Die jüngsten Vorfälle haben die Gesellschaft weiter polarisiert. Für gut ein Drittel der Wähler bleibt Morales der Mann, der Bolivien in einer vierten Amtszeit regieren kann. Cortez: "Was kommt nach Morales? Diese Angst hat vor allem damit zu tun, dass die Leute ihre verbesserte wirtschaftliche Lage nicht verlieren möchten." Bolivien weist seit Jahren nachhaltiges Wachstum auf.
Die Opposition hat nicht nur das Problem, dass sie nicht einheitlich auftritt, sondern, wie Cortez sagt, dass sie nicht sichtbar ist. "Sie sind zwar da, machen aber keine Kampagne." Der aussichtsreichste Gegenkandidat sei Carlos Mesa. Er tritt für eine bürgerliche Allianz an und war bereits von 2003 bis 2005 Präsident Boliviens.
"Die Brände haben das Wählerverhalten verändert, Morales stagniert in vertrauenswürdigen Umfragen bei 37 Prozent der Stimmen." Dies erhöhe die Wahrscheinlichkeit sehr, dass es zu einem zweiten Wahlgang kommt.
Da könnte der Gegenkandidat alle Stimmen der Opposition vereint erhalten.

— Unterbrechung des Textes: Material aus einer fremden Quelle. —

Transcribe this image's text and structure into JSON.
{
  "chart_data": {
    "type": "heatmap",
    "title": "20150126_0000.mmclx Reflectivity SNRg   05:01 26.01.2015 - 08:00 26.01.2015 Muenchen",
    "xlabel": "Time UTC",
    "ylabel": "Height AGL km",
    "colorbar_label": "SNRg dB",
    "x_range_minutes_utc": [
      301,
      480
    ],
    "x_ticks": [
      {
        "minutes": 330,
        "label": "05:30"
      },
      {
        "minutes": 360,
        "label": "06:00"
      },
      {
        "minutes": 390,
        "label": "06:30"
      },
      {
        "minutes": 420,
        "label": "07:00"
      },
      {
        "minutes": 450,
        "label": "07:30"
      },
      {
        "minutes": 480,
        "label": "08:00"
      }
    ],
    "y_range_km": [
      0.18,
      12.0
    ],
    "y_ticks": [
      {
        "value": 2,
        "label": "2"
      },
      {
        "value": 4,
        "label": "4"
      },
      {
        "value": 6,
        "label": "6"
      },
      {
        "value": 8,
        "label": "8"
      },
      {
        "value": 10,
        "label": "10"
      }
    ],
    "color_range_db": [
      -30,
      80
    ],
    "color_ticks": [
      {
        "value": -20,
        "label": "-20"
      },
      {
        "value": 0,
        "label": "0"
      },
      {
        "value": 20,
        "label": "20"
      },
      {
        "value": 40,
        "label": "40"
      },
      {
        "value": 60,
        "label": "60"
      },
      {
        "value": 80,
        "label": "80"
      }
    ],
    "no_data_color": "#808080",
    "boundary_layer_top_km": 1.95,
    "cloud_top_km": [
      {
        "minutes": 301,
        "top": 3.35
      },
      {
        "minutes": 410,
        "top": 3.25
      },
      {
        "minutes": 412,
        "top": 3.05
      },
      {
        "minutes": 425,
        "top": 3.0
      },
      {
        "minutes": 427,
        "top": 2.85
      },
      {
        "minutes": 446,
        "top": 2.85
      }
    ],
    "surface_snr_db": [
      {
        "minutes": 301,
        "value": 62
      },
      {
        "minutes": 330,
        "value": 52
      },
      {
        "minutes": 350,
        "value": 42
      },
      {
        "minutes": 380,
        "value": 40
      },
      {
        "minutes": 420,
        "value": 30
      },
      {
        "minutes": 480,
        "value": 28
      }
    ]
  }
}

Eines ist sicher, auch wenn Morales gewinnt, im Parlament wird er keine Mehrheit mehr erreichen. Dies wird ihm künftig das Regieren sehr erschweren. Bei einem Sieg fürchtet Morales außerdem einen Putsch, wie er diese Woche mitteilte. "Ich kann es beweisen, ich habe Aufnahmen aus dem Umfeld der Opposition, sie drohen damit."